ThorVG Null Pointer Dereference Vulnerability in SvgLoader Allowing Process Crash

A null pointer dereference vulnerability has been identified in Thor Vector Graphics (ThorVG) versions prior to 1.0.5. The issue arises in the SvgLoader component, specifically within the run() function. This vulnerability allows any caller to pass untrusted SVG data to the Picture::load() method, leading to a process crash. The vulnerability can be exploited with a minimal 6-byte payload, causing a segmentation fault by dereferencing a null pointer.

Impact

Exploitation of this vulnerability causes a segmentation fault, leading to a process crash.
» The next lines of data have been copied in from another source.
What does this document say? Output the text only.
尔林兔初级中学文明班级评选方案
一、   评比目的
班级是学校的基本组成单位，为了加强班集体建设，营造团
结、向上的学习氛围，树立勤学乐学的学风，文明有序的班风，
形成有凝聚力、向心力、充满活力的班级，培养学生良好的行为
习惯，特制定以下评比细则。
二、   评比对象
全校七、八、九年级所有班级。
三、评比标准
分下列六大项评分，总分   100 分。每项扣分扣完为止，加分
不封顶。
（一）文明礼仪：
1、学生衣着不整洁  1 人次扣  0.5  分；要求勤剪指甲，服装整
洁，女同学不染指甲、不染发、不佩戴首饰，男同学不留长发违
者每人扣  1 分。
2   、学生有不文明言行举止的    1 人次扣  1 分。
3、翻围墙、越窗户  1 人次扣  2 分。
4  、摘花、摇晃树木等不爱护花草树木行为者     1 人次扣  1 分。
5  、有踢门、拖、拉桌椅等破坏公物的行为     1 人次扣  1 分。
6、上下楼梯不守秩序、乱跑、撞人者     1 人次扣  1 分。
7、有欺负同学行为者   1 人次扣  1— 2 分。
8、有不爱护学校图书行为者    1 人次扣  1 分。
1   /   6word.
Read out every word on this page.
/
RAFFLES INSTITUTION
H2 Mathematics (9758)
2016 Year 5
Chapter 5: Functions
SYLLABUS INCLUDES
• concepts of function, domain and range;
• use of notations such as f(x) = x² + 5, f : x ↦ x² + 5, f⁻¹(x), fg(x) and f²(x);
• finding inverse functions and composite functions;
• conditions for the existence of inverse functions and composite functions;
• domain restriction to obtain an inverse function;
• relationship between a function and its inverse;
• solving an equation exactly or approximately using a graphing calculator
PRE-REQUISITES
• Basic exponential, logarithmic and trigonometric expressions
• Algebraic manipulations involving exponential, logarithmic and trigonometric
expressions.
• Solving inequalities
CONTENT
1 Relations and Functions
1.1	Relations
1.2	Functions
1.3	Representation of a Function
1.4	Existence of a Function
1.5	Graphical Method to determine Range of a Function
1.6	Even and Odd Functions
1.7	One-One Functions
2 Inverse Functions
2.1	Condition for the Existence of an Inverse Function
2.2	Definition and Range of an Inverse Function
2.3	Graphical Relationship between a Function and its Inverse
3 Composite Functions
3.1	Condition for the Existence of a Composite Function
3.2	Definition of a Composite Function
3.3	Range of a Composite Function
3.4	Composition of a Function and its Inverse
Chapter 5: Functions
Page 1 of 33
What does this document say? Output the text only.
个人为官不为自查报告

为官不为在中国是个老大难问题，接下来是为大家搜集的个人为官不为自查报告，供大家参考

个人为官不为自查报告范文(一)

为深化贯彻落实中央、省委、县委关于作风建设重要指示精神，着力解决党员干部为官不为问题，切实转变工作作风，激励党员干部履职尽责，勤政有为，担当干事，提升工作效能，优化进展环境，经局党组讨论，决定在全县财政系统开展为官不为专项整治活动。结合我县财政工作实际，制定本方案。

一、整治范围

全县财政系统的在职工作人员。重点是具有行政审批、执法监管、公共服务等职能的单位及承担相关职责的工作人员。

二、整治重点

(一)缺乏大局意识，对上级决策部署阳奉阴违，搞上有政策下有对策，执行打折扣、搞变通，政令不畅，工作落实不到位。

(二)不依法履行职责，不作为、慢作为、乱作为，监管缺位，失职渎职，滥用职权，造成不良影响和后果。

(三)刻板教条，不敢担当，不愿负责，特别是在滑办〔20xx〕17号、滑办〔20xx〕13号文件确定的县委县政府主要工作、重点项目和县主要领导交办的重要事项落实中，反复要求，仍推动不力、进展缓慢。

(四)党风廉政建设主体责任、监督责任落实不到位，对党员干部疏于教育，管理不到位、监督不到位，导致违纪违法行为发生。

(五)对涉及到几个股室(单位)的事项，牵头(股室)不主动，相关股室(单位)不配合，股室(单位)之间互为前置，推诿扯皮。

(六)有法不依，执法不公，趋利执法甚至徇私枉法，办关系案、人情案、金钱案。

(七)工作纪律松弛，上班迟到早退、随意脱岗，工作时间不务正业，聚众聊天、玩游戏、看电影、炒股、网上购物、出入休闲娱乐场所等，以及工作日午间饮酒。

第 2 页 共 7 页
This behavior has been confirmed in both release and AddressSanitizer builds, indicating a denial-of-service impact. The vulnerability does not cause any memory corruption beyond the null dereference.

Reproduction

The vulnerability can be reproduced by passing malformed SVG input, such as a simple SVG tag followed by a less-than sign, to the Picture::load() method. This can be done manually or automated through a fuzzing tool like AFL++, which discovered the vulnerability by mutating SVG data to create a crash payload.

Remediation

Users can upgrade to ThorVG version 1.0.5, which addresses the vulnerability by adding a null check before dereferencing the pointer, ensuring that malformed SVG input does not cause a process crash.